Spiritual Reading for Friday – Eighteenth Week After Pentecost

Archbishop Jerome Lloyd OSJVPosted by

Spiritual Reading

GOD SENDS AFFLICTIONS FOR OUR GOOD.

And I will give my fear in their heart, that they may not revolt from me (Jer. xxxii. 40). The Lord says that He infuses His fear into our hearts, in order that He may enable us to triumph over our desires for earthly pleasures, for which in the past we ungratefully left Him. And when sinners have left God, how does He make them look into themselves, and recover grace? By putting on the appearance of anger, and chastising them in this life; In thy anger thou shalt break the people in pieces (Ps. lv. 8). Another version, according to St. Augustine, has: “In thy wrath thou shalt conduct the people.” The Saint inquiring: What is the meaning of God conducting the people in His wrath? He replies: “Thou, O Lord, fillest us with tribulations, in order that, being thus afflicted, we may abandon our sins and return to Thee.”

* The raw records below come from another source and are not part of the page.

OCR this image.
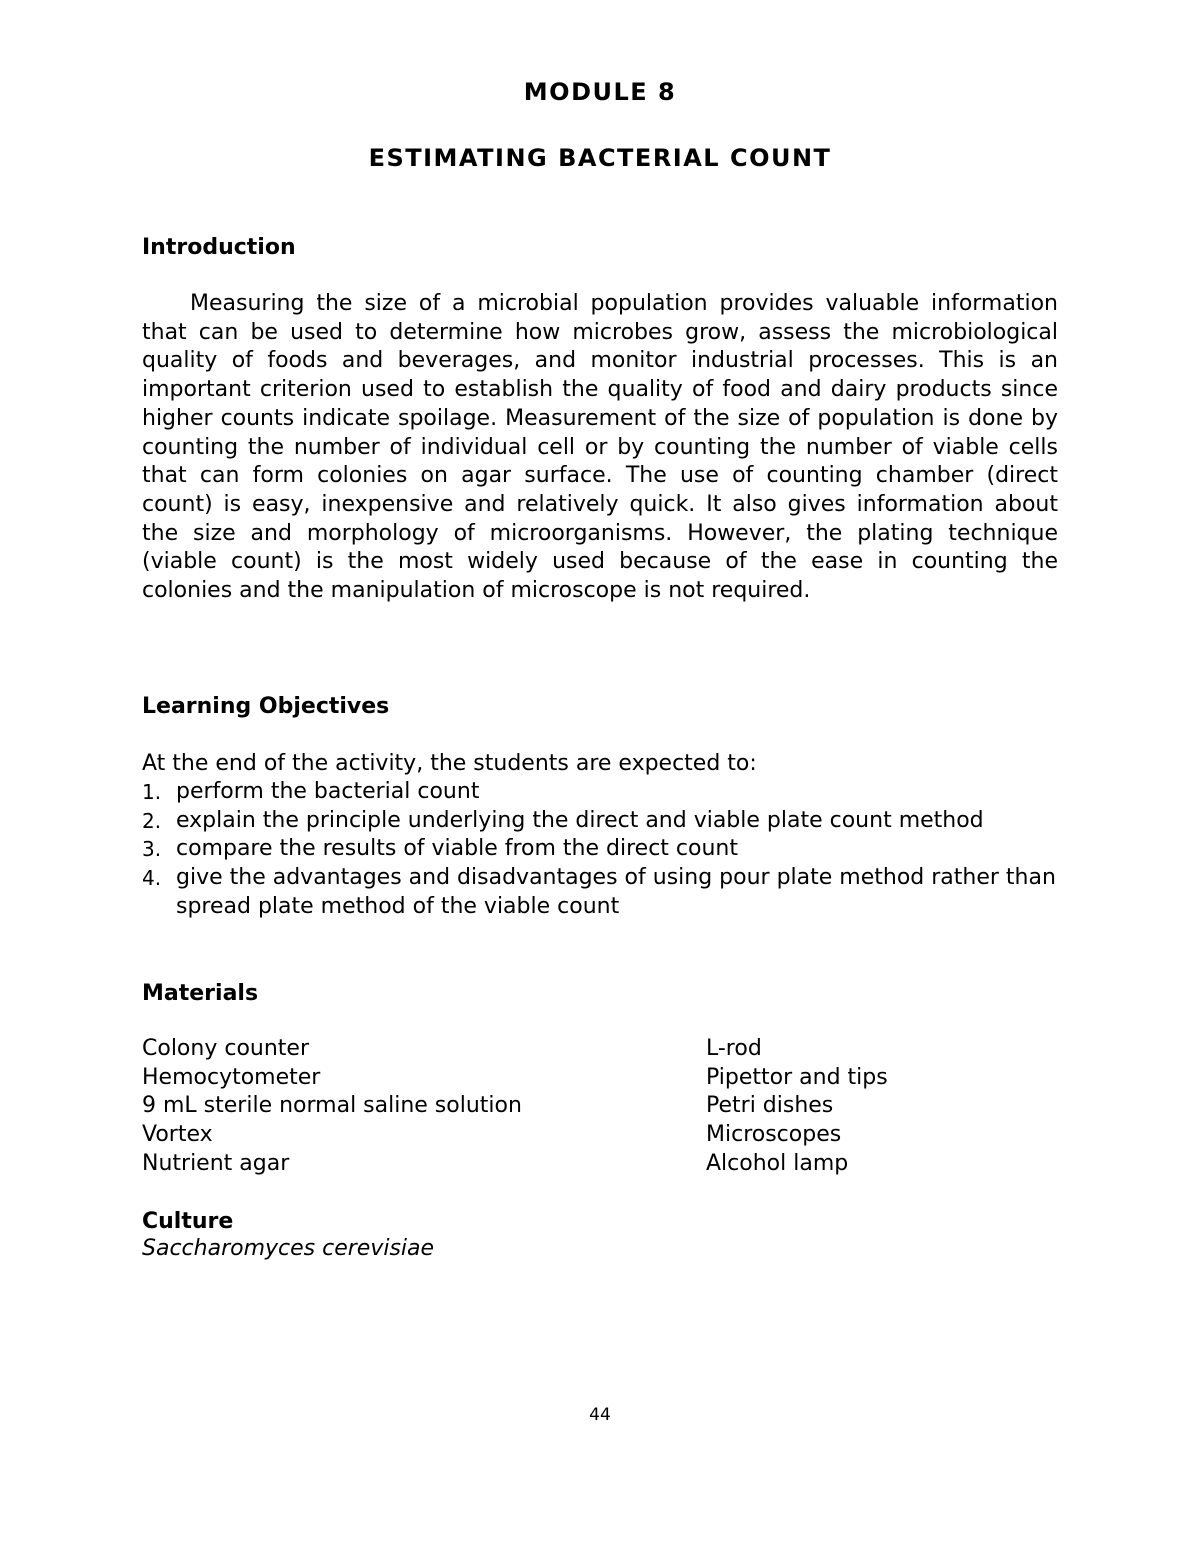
MODULE 8
ESTIMATING BACTERIAL COUNT
Introduction

Measuring the size of a microbial population provides valuable information that can be used to determine how microbes grow, assess the microbiological quality of foods and beverages, and monitor industrial processes. This is an important criterion used to establish the quality of food and dairy products since higher counts indicate spoilage. Measurement of the size of population is done by counting the number of individual cell or by counting the number of viable cells that can form colonies on agar surface. The use of counting chamber (direct count) is easy, inexpensive and relatively quick. It also gives information about the size and morphology of microorganisms. However, the plating technique (viable count) is the most widely used because of the ease in counting the colonies and the manipulation of microscope is not required.

Learning Objectives

At the end of the activity, the students are expected to:

1. perform the bacterial count
2. explain the principle underlying the direct and viable plate count method
3. compare the results of viable from the direct count
4. give the advantages and disadvantages of using pour plate method rather than spread plate method of the viable count
Materials
Colony counter
Hemocytometer
9 mL sterile normal saline solution
Vortex
Nutrient agar
L-rod
Pipettor and tips
Petri dishes
Microscopes
Alcohol lamp
Culture

Saccharomyces cerevisiae

44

When a mother wishes to wean her infant she puts gall upon her breast. Thus the Lord endeavours to draw our souls to Himself, and wean them from the pleasures of this earth, which make them live in forgetfulness of their eternal salvation. He fills with bitterness all their pleasures, pomps, and possessions, in order that, not finding peace in those things, they may turn to God, Who alone can satisfy them. In their affliction they will rise early to me (Osee vi. 1). God says: If I allow those sinners to enjoy their pleasures undisturbed, they will remain in the sleep of sin: they must be afflicted, in order that, recovering from their lethargy they may return to Me. When they will be in tribulation they will say: Come, let us return to the Lord, for he hath taken us, and he will heal us; he will strike and he will cure us (Ib. 1, 2). What shall become of us, those sinners will say, as they enter into themselves, if we do not turn from our evil courses? God will not be appeased, and will with justice continue to punish us: come, let us retrace our steps, for He will cure us; and if He afflicts us now, He will upon our return think of consoling us with His mercy.

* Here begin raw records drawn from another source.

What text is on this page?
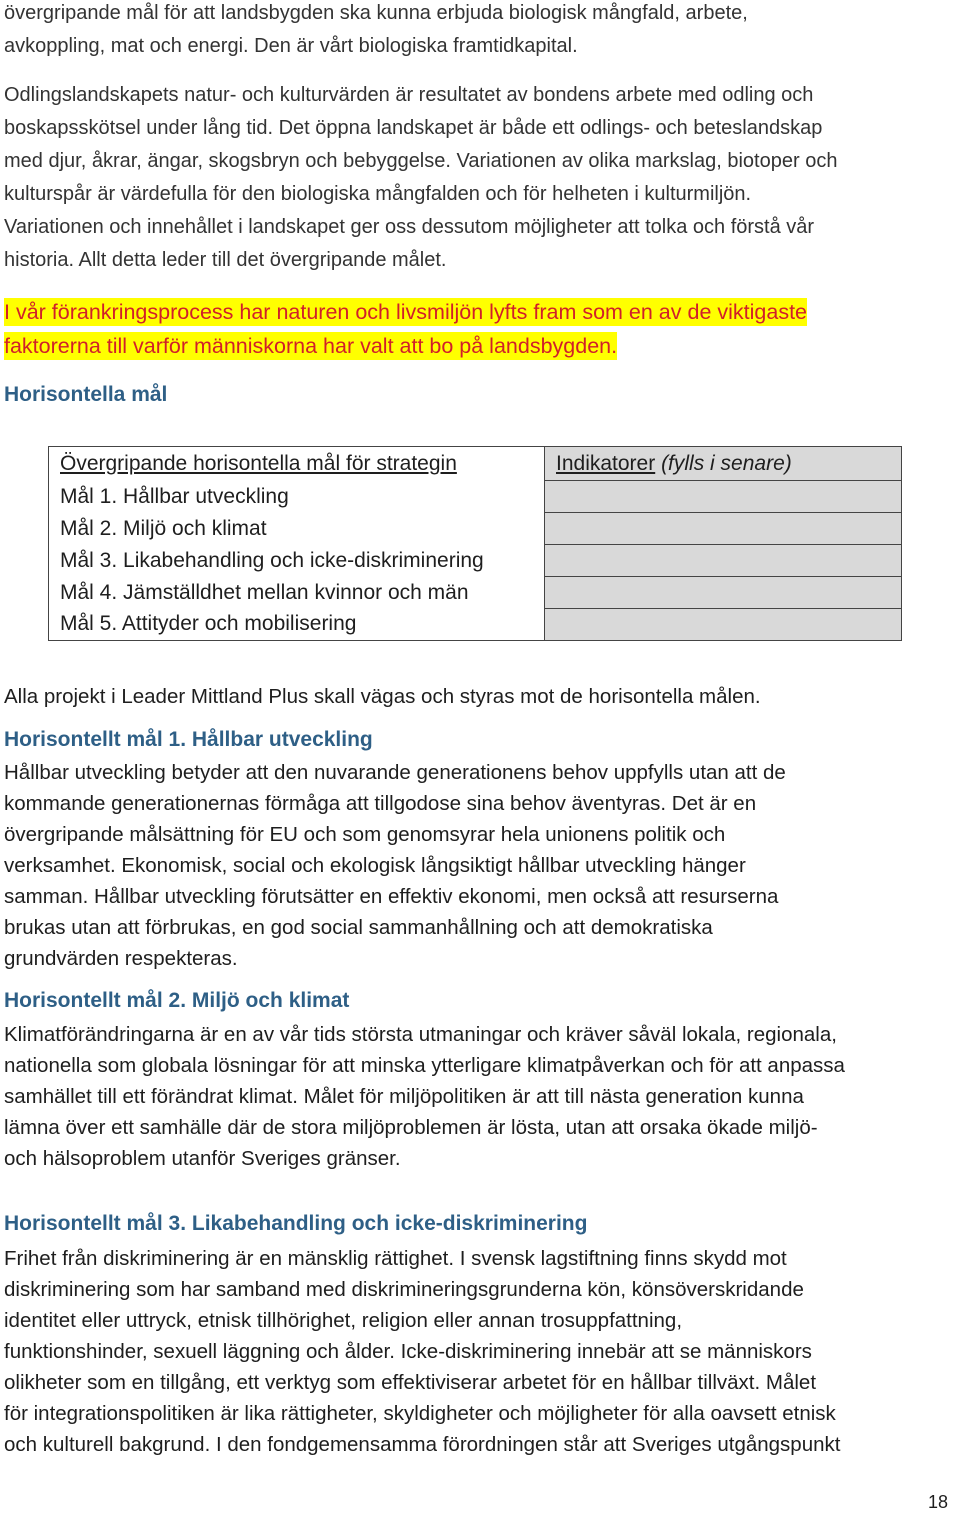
övergripande mål för att landsbygden ska kunna erbjuda biologisk mångfald, arbete,

avkoppling, mat och energi. Den är vårt biologiska framtidkapital.

Odlingslandskapets natur- och kulturvärden är resultatet av bondens arbete med odling och

boskapsskötsel under lång tid. Det öppna landskapet är både ett odlings- och beteslandskap

med djur, åkrar, ängar, skogsbryn och bebyggelse. Variationen av olika markslag, biotoper och

kulturspår är värdefulla för den biologiska mångfalden och för helheten i kulturmiljön.

Variationen och innehållet i landskapet ger oss dessutom möjligheter att tolka och förstå vår

historia. Allt detta leder till det övergripande målet.

I vår förankringsprocess har naturen och livsmiljön lyfts fram som en av de viktigaste
faktorerna till varför människorna har valt att bo på landsbygden.
Horisontella mål
Övergripande horisontella mål för strategin	Indikatorer (fylls i senare)
Mål 1. Hållbar utveckling	
Mål 2. Miljö och klimat	
Mål 3. Likabehandling och icke-diskriminering	
Mål 4. Jämställdhet mellan kvinnor och män	
Mål 5. Attityder och mobilisering	

Alla projekt i Leader Mittland Plus skall vägas och styras mot de horisontella målen.

Horisontellt mål 1. Hållbar utveckling

Hållbar utveckling betyder att den nuvarande generationens behov uppfylls utan att de

kommande generationernas förmåga att tillgodose sina behov äventyras. Det är en

övergripande målsättning för EU och som genomsyrar hela unionens politik och

verksamhet. Ekonomisk, social och ekologisk långsiktigt hållbar utveckling hänger

samman. Hållbar utveckling förutsätter en effektiv ekonomi, men också att resurserna

brukas utan att förbrukas, en god social sammanhållning och att demokratiska

grundvärden respekteras.

Horisontellt mål 2. Miljö och klimat

Klimatförändringarna är en av vår tids största utmaningar och kräver såväl lokala, regionala,

nationella som globala lösningar för att minska ytterligare klimatpåverkan och för att anpassa

samhället till ett förändrat klimat. Målet för miljöpolitiken är att till nästa generation kunna

lämna över ett samhälle där de stora miljöproblemen är lösta, utan att orsaka ökade miljö-

och hälsoproblem utanför Sveriges gränser.

Horisontellt mål 3. Likabehandling och icke-diskriminering

Frihet från diskriminering är en mänsklig rättighet. I svensk lagstiftning finns skydd mot

diskriminering som har samband med diskrimineringsgrunderna kön, könsöverskridande

identitet eller uttryck, etnisk tillhörighet, religion eller annan trosuppfattning,

funktionshinder, sexuell läggning och ålder. Icke-diskriminering innebär att se människors

olikheter som en tillgång, ett verktyg som effektiviserar arbetet för en hållbar tillväxt. Målet

för integrationspolitiken är lika rättigheter, skyldigheter och möjligheter för alla oavsett etnisk

och kulturell bakgrund. I den fondgemensamma förordningen står att Sveriges utgångspunkt

18
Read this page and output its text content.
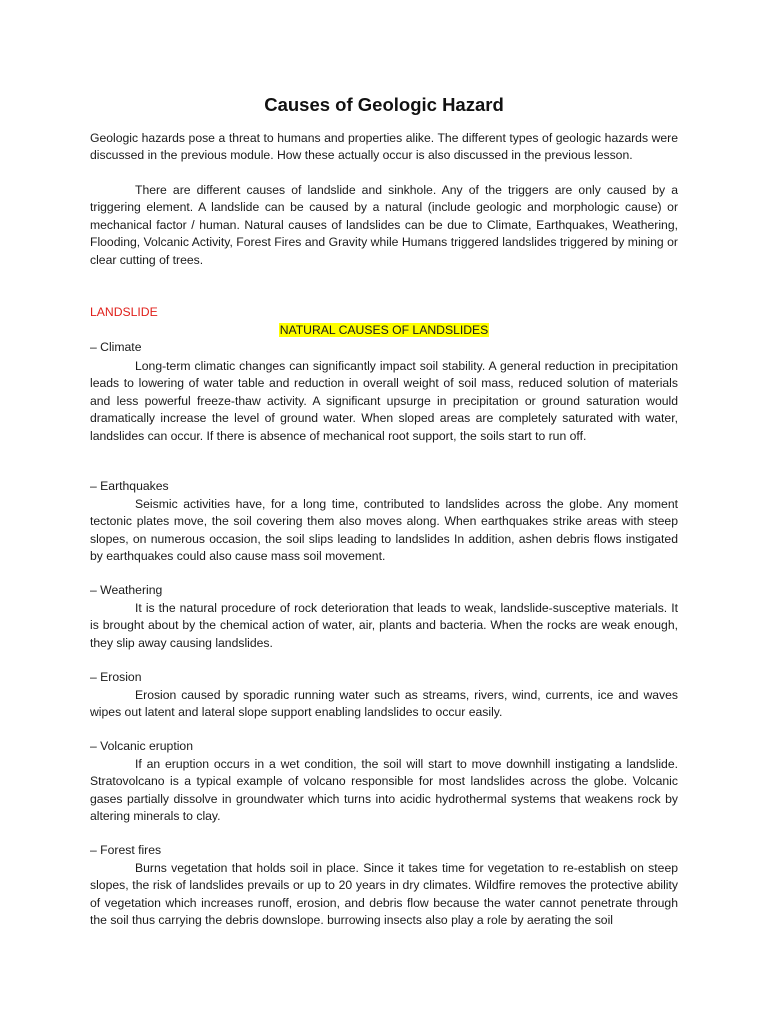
Causes of Geologic Hazard

Geologic hazards pose a threat to humans and properties alike. The different types of geologic hazards were discussed in the previous module. How these actually occur is also discussed in the previous lesson.

There are different causes of landslide and sinkhole. Any of the triggers are only caused by a triggering element. A landslide can be caused by a natural (include geologic and morphologic cause) or mechanical factor / human. Natural causes of landslides can be due to Climate, Earthquakes, Weathering, Flooding, Volcanic Activity, Forest Fires and Gravity while Humans triggered landslides triggered by mining or clear cutting of trees.

LANDSLIDE

NATURAL CAUSES OF LANDSLIDES

– Climate

Long-term climatic changes can significantly impact soil stability. A general reduction in precipitation leads to lowering of water table and reduction in overall weight of soil mass, reduced solution of materials and less powerful freeze-thaw activity. A significant upsurge in precipitation or ground saturation would dramatically increase the level of ground water. When sloped areas are completely saturated with water, landslides can occur. If there is absence of mechanical root support, the soils start to run off.

– Earthquakes

Seismic activities have, for a long time, contributed to landslides across the globe. Any moment tectonic plates move, the soil covering them also moves along. When earthquakes strike areas with steep slopes, on numerous occasion, the soil slips leading to landslides In addition, ashen debris flows instigated by earthquakes could also cause mass soil movement.

– Weathering

It is the natural procedure of rock deterioration that leads to weak, landslide-susceptive materials. It is brought about by the chemical action of water, air, plants and bacteria. When the rocks are weak enough, they slip away causing landslides.

– Erosion

Erosion caused by sporadic running water such as streams, rivers, wind, currents, ice and waves wipes out latent and lateral slope support enabling landslides to occur easily.

– Volcanic eruption

If an eruption occurs in a wet condition, the soil will start to move downhill instigating a landslide. Stratovolcano is a typical example of volcano responsible for most landslides across the globe. Volcanic gases partially dissolve in groundwater which turns into acidic hydrothermal systems that weakens rock by altering minerals to clay.

– Forest fires

Burns vegetation that holds soil in place. Since it takes time for vegetation to re-establish on steep slopes, the risk of landslides prevails or up to 20 years in dry climates. Wildfire removes the protective ability of vegetation which increases runoff, erosion, and debris flow because the water cannot penetrate through the soil thus carrying the debris downslope. burrowing insects also play a role by aerating the soil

In the day of my trouble I sought God … and I was not deceived (Ps. lxxvi. 3), because He raised me up. For this reason does the Prophet thank the Lord that He hath humbled him after his sin; because he was thus taught to observe the Divine laws: It is good for me that thou hast humbled me, that I may learn thy justifications (Ps. cxviii. 71). Tribulation is for the sinner at once a punishment and a grace, says St. Augustine. It is a punishment inasmuch as it has been drawn upon him by his sins; but it is a grace, and an important grace, inasmuch as it may ward off eternal destruction from him, and is an assurance that God means to deal mercifully with him if he look into himself, and receive with thankfulness that tribulation which has opened his eyes to his miserable condition, and invites him to return to God. Let us, then, be converted and we shall escape from our several chastisements: “Why should he who accepts chastisement as a grace be afraid?” says St. Augustine. He who turns to God, smarting from the scourge, has no longer anything to fear, because God scourges only in order that we may return to Him; and this end once obtained, the Lord will scourge us no more.

St. Bernard says: “It is difficult, even impossible, for any one to enjoy present and future goods; to pass from delights to delights.” Therefore, does the Lord say: Envy not the man who prospereth in his way, the man who doth unjust things (Ps. xxxvi. 7). “Does he prosper?” says St. Augustine; “ay, but ‘in his own way’. And do you suffer? You do, but it is the way of God.” You who walk before God are in tribulation, but the sinner, evil as is his way, prospers. Mark now what the Saint says in conclusion: “He has prosperity in this life, he shall be miserable in the next; you have tribulation in this life, you shall be happy in the next.” Be glad, therefore, and thank God when He punishes you in this life, and takes vengeance of your sins; because you may know thereby that He means to treat you with mercy in the next. Thou wast a merciful God to them, and taking vengeance on their inventions (Ps. xcviii. 8). The Lord when He chastises us has not our punishment so much in view as our conversion. God said to Nabuchodonozor: Thou shalt eat grass like an ox, and seven times shall pass over thee till thou know that the Most High ruleth in the kingdom of men (Dan iv. 29). For seven years Nabuchodonozor, shalt thou be compelled to feed on grass like a beast in order that thou mayest know I am the Lord; that it is I Who give kingdoms, and take them away; and that thou mayest thus be cured of thy pride. And in fact this judgment did cause the haughty king to enter into himself and change; so that, after having been restored to his former condition, he said: Therefore I, Nabuchodonozor, do now praise and magnify the King of heaven (Ibid. 34). And God gave him back his kingdom. “He willingly changed his sentence,” says St. Jerome, “because he saw his life was changed.”